Bills to help police address exhibition driving approved by Ala. legislature
We’re On Your Side with an explanation of what’s in the bills
BIRMINGHAM, Ala. (WBRC) - Roadways could soon be safer from the dangers of exhibition driving after two bills made their way through the Alabama legislature to the desk of Governor Kay Ivey.
House Bills 29 and 107, approved by both the Alabama House and Senate, are designed to give law enforcement the tools they need to crack down on exhibition driving.
House Rep. Allen Treadaway sponsored House Bill 29. Treadaway says when signed by Gov. Ivey, violation of the new law could lead to misdemeanor charges and up to six months in jail. For some, it could even mean losing their driving privileges.
If a driver injures or kills another while participating in exhibition driving, they would face felony charges.
House Rep. Juandalyn Givan sponsored House Bill 107. That bill allows law enforcement to seize vehicles they know have been used for exhibition driving.
The bill also allows officials to use traffic cameras to determine which vehicles participate.
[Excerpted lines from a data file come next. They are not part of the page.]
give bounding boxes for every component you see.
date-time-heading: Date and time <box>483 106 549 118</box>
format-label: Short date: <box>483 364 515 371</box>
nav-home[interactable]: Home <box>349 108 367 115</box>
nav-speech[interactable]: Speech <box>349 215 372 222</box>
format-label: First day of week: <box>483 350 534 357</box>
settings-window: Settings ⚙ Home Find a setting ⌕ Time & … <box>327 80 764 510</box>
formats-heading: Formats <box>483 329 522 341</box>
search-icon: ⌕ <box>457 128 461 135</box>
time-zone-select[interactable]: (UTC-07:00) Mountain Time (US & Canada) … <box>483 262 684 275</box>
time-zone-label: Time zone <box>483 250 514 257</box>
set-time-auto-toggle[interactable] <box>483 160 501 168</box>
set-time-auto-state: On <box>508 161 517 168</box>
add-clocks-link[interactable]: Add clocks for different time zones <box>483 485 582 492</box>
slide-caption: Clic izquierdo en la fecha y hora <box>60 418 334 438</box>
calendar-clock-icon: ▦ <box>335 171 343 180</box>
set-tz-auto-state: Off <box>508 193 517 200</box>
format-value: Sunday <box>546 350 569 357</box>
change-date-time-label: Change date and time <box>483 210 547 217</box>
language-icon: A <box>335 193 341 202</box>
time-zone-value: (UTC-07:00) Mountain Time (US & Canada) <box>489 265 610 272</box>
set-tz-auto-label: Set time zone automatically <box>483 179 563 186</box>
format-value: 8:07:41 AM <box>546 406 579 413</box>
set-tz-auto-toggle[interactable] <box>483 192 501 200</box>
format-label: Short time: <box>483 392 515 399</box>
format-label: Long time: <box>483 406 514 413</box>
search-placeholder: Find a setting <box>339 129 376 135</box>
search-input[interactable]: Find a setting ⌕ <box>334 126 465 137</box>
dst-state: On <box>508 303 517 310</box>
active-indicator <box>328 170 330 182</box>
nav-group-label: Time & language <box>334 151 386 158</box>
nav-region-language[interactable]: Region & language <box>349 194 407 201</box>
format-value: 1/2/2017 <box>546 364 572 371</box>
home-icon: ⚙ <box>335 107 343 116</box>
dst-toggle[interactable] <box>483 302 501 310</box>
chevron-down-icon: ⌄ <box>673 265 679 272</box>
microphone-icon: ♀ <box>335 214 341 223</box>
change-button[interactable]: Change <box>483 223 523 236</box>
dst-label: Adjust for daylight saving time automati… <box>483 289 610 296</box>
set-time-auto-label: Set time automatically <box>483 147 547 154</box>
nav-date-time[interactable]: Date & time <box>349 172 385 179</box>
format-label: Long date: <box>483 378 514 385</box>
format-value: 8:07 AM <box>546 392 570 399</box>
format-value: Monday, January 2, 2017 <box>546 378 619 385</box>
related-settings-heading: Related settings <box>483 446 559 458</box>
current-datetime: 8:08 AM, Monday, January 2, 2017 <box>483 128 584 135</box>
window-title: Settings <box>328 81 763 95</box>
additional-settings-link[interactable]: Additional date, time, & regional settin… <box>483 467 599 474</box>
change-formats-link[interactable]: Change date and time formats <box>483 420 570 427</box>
This means even if video shows the vehicle has participated in exhibition driving in the past, police are still allowed to tow your vehicle once they find it.
“Law enforcement is going to have the tools to deal with this issue on a much more serious level,” Rep. Treadaway said. “We are going to be able to give folks jail time for this type of behavior, and I promise you whether it stops or not you will see this type of activity shrink tremendously.”
Both bills are awaiting Governor Ivey’s signature.